We love reading period. At least, in theory we do. How could we not love a week to wind down after the end of classes and gear up for upcoming finals? But it does become hard to love reading period when poorly scheduled final projects and papers prevents either of those two things from happening.

The Blue Book sets out a number of recommendations regarding the scheduling of end of term work. Professors are supposed to administer a final during finals period or assign a suitable replacement, to be due no later than the last day of reading period. These guidelines would ideally result in a sensible schedule that had students finishing their classes this week, working on papers and final projects next week during the reading period, and then taking finals during finals week. So why do so few of our schedules resemble this? We find ourselves overwhelmed with final papers and projects due this week, our classes still ongoing. Or we have professors who have extended deadlines so far that we have four papers and four exams all squished into the last four days of finals period.

If a paper or project is to replace the final, it should not be due during the last week of class, before the course is even completed. To have so many papers all due the last week of class decreases the academic utility of those papers — not to mention students’ mental health and quality of life. It forces stressed students to struggle through, or skip entirely, their final few lectures. Rather than seeing each class to its end and and seeing the themes of the class tied together, students are already thinking way ahead, too worried about final papers and grades to concentrate on final classes.
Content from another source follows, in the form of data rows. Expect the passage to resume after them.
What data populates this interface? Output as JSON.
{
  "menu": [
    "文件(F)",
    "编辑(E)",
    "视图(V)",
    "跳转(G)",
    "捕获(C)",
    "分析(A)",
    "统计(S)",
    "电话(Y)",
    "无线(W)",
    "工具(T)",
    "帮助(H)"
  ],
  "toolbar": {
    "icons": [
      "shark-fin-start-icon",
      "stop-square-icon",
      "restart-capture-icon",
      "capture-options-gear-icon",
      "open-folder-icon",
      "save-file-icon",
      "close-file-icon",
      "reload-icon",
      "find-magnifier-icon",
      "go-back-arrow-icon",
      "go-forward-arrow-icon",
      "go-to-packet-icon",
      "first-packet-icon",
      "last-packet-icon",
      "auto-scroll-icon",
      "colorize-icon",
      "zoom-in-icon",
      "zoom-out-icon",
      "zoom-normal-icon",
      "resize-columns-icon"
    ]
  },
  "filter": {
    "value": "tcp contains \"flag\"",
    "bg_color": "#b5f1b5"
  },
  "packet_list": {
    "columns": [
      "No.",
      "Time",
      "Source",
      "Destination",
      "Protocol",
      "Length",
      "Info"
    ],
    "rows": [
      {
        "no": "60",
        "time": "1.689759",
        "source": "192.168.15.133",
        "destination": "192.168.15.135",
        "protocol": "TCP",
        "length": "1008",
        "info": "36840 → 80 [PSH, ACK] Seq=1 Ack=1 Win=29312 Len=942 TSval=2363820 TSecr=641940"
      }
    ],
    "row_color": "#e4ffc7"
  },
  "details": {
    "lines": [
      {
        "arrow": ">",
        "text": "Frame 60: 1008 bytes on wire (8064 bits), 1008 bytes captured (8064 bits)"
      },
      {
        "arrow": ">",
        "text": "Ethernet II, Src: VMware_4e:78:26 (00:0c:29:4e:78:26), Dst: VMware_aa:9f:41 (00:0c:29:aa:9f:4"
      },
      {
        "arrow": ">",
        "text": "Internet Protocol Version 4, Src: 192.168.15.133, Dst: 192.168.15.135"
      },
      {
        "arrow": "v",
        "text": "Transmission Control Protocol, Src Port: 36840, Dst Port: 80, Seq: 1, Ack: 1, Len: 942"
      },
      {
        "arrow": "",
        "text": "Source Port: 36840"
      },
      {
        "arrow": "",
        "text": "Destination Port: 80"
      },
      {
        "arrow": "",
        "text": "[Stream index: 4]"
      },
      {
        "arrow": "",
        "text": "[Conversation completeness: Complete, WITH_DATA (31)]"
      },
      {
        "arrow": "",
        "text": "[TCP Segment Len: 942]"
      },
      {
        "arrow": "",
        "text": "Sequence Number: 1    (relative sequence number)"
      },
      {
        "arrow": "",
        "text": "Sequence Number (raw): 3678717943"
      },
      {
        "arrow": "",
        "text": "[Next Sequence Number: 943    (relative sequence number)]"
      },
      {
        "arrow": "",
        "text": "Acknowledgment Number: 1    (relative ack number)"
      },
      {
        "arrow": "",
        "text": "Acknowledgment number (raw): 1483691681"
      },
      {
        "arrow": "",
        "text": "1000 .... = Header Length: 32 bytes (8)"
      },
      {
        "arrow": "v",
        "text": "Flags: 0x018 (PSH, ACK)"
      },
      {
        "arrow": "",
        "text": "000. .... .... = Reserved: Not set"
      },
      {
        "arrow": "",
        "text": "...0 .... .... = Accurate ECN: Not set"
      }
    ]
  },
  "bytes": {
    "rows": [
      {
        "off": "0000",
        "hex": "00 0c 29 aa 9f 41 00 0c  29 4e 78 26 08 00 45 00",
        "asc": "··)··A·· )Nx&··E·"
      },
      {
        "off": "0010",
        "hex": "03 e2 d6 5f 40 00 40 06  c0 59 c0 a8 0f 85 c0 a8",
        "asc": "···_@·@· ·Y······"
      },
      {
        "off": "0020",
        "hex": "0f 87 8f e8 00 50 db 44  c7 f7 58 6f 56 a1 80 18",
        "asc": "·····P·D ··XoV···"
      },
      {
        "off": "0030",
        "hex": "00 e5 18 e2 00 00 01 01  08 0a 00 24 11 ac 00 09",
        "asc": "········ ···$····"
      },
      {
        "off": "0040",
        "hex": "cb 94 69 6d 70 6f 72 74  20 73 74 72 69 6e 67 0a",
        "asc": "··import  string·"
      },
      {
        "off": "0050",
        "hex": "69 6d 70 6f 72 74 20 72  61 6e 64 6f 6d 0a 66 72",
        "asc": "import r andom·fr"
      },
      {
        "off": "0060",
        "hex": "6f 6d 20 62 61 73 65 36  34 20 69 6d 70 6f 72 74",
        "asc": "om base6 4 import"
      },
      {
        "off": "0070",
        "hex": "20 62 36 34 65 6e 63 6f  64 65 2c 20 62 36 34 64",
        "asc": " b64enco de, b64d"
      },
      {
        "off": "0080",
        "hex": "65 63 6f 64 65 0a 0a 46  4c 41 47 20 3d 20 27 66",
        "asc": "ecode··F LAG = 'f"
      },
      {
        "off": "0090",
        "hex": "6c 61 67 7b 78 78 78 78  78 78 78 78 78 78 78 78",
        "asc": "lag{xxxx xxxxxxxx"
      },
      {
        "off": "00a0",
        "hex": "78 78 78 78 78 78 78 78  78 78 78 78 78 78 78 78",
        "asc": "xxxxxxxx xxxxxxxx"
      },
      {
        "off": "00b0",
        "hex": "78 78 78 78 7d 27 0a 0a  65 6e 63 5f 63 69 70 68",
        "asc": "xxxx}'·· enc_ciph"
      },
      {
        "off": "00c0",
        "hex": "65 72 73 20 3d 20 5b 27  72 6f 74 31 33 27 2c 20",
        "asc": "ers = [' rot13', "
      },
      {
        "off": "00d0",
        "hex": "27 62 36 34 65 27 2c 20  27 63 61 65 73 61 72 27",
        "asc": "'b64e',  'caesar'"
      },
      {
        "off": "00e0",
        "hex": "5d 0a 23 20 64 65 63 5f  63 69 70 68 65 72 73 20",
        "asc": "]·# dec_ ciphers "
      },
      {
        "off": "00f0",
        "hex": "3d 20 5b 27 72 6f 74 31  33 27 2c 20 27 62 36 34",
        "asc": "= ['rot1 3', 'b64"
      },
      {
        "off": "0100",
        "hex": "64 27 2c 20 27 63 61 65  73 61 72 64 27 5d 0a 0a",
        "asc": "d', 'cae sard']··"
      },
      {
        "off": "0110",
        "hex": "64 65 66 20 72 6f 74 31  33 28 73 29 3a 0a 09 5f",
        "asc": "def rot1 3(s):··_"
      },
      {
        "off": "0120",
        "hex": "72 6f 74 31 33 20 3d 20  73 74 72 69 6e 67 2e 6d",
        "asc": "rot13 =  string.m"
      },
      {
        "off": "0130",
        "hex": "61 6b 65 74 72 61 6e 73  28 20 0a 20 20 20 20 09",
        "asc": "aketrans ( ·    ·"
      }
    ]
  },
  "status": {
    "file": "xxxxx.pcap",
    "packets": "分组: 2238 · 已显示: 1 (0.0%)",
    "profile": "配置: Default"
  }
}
According to the Blue Book, in creating the reading period, the faculty assumed that “students would use the reading period in their own way to consolidate and augment the work of the course.” Well, maybe we wouldn’t all spend the whole week consolidating and augmenting our semester. But it would be nice to have a few days to reflect back on a course in its entirety, or at least be able to have attended the last lecture, before turning in an assignment that is supposed to reflect what we have learned from the entire class.

For students who had many such final papers due this week, reading period itself becomes almost obsolete. Students gave up their Thanksgiving breaks to struggle through the many papers due just days after returning, and now have to stay on campus for a full two weeks with nothing to do before taking perhaps just one final.

In setting deadlines for end of term work, we urge professors to consider the spirit of reading week. Papers replacing finals should not be due during the last week of class, nor should they be pushed so late that they conflict with finals. We acknowledge that sometimes such extensions into finals week may work to students’ advantage, but it would be better if all professors simply followed the established regulations — or at least knew what they were, as many professors who have pleaded ignorance about official policy. Students would know what to expect up front, and would be less likely to have endless stretches of empty time or log jams of papers and finals in the waning days of December.

As college students, we know we might seem like the last people to talk about enforcing the rules, especially when it comes to our own work. But the seemingly arbitrary nature of deadlines as they exist now only make this hectic time of year even more stressful.